The Best of Bocas del Toro
Located in the Bocas del Toro archipelago, Isla Bastimentos is a sprawling 52 km island that is only a ten-minute boat ride from Isla Colón. The highlights of Isla Bastimentos are vast, ranging from the world-class snorkeling opportunities in Parque Nacional Marino Isla Bastimentos to the chilled-out beaches on the north side of the island.

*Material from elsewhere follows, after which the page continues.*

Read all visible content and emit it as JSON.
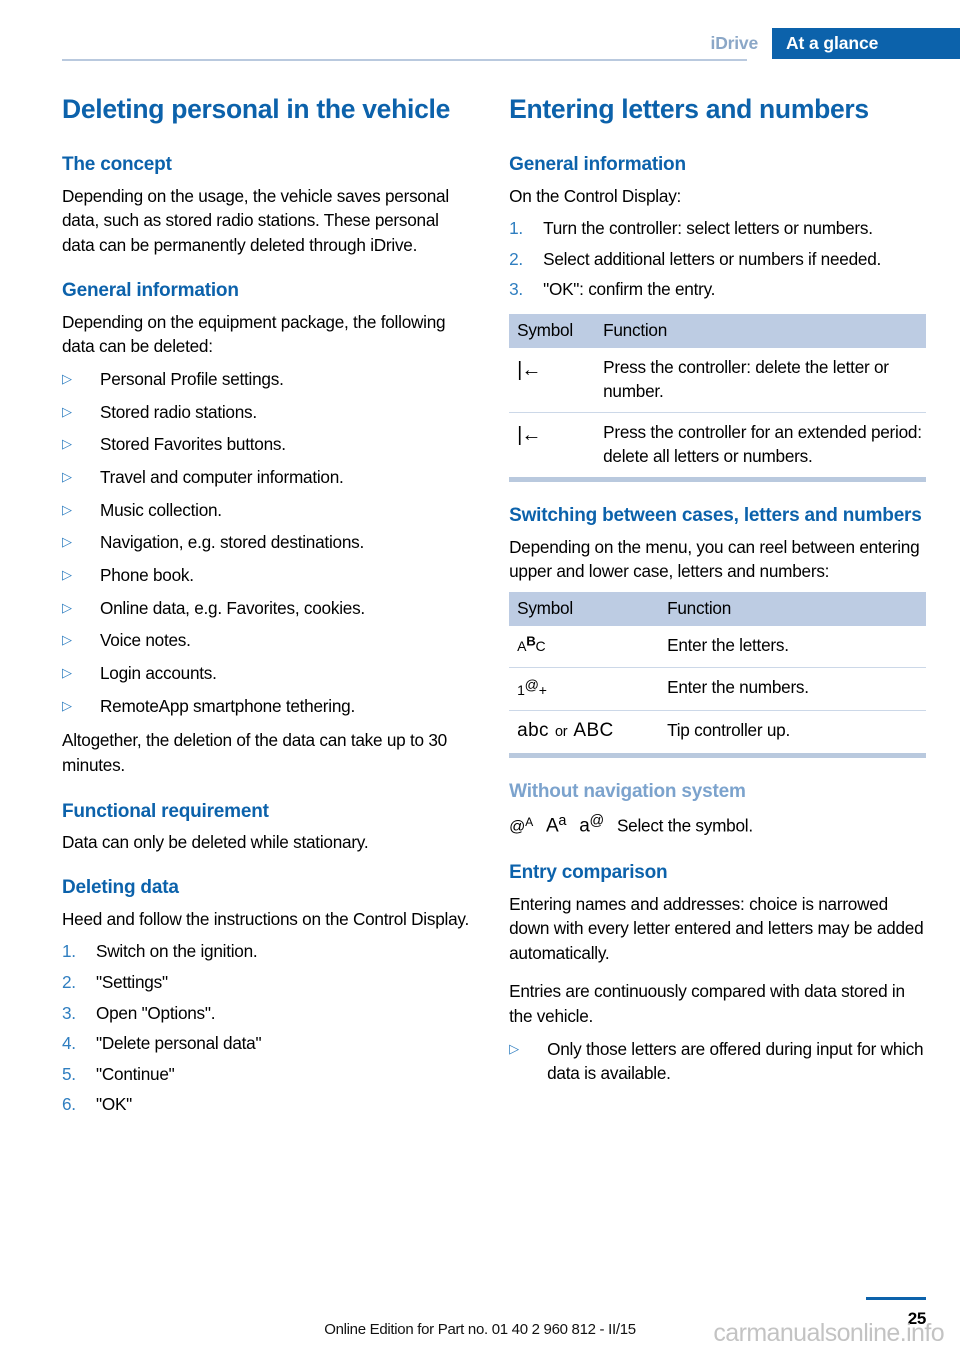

The largest and most developed island in the Bocas archipelago is Isla Colón. It is from here that most visitors will begin their exploration of Bocas. On the southern tip of the island lies Bocas town. The streets of this funky and touristy town overflow with local artisans and tour pushers, trendy bars and international restaurants. Embedded with a medley of cultures – everything from Afro-Caribbean to European is represented – Bocas town is the jumping-off point for trips throughout the archipelago and has the region’s most extensive visitor services. Hotels, hostels, and luxury bungalows are abundant – visitors certainly won’t have difficult finding a place to stay – and the nightlife is some of Panama’s best. Isla Colón’s outdoor areas are attractive and offer visitors a number of white-sand beaches and good surfing spots to choose from.
A ten-minute boat ride away, Isla Bastimentos is the second largest island in the archipelago. Its north shore beaches are some of the best in the region—both Wizard and Red Frog Beach are tranquil and gorgeous spots to spend the day. Their shores are clean, secluded, and backed by dense forests. And although the sea is often too rough for swimming, a bit farther out provides visitors with some wonderful snorkeling opportunities. The area known locally as Cayo Crawl has reefs that attract tropical fish, as does the water surrounding the Cayos Zapatillas. These two small and attractive islands border an area abundant with coral gardens and underwater caves, which makes for good snorkeling and diving.
Additionally, Isla Bastimentos presents an interesting cultural study. It is home to Old Bank, a town whose residents are mostly descendants of West Indian immigrants, and Quebrada de Sal, a small, poverty-stricken community of the Ngöbe-Buglé indigenous group. However, it should be noted that Isla Bastimentos has had problems with theft. If you come, be sure to keep an eye on your possessions.
Several other islands in the archipelago are more remote and less developed, but can nonetheless be visited. These include Isla Carenero, Isla Solarte and Isla Cristóbal. The services offered on these islands are minimal, although there are some secluded hotels and eco-lodges.
And while it is the Bocas archipelago that receives the most attention, the mainland of this region is lovely as well, and far less established—its forests are some of the most biologically diverse in all of Panama and are home to a number of indigenous communities. Adventurous types will enjoy trips up the Río Teribe to the villages of the Naso, an indigenous people who have lived in the region since the 16th century. The Naso are one of the smallest indigenous groups in Panama—a visit to one of their modest, traditional villages is an unforgettable experience.
Whether it’s an all-day snorkeling trip, a week-long surfing expedition, or a short visit to one of the region’s indigenous communities, Bocas del Toro will captivate and thrill all who visit.